Friday, April 24, 2026

Fragmentation and Decline of African Elephant Populations

 A genomic investigation of the effects of declining population connectivity in African elephant species.

Figure 1: A depiction of growing numbers of orphaned elephants quenching their thirst and losing major sources of food supply.

    African elephants were separated by habitat several million years ago into two species: Forrest and Savanna. Forrest elephants have higher heterozygosity and population size; however, savanna elephants have higher rates of inbreeding and genetic load. As their habitats have increasingly declined due to human expansion, limited mobility and genetic drift has become a reality for many populations. The savanna elephant is endangered, while the forrest elephant is critically endangered.
    In the first content-wide genomic dataset treating forrest and savanna as distinct species, 232 genomes were studied across 12 different countries in Africa. This study found that these elephants are known for traveling long distances, maintaining high connectivity between species and genetic diversity.
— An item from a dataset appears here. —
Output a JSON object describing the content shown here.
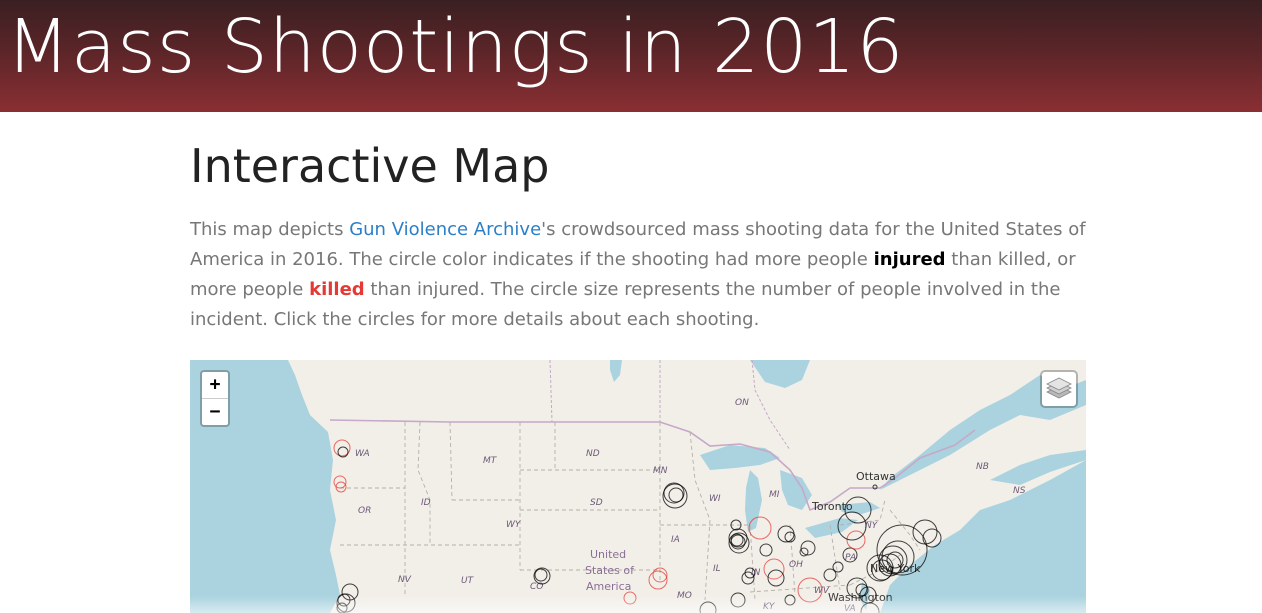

In recent years, these elephant populations have become isolated from one another due to human activity, including poaching, expanding infrastructure and declining agriculture to create habitat fragmentation. Smaller, isolated populations are more susceptible to harmful disease and decline from environmental change. As a major African keystone species, elephants shape ecosystems and support entire food webs. By protecting the genetic diversity of these mammalian megaherbivores, entire ecosystems can be protected for cascade and collapse.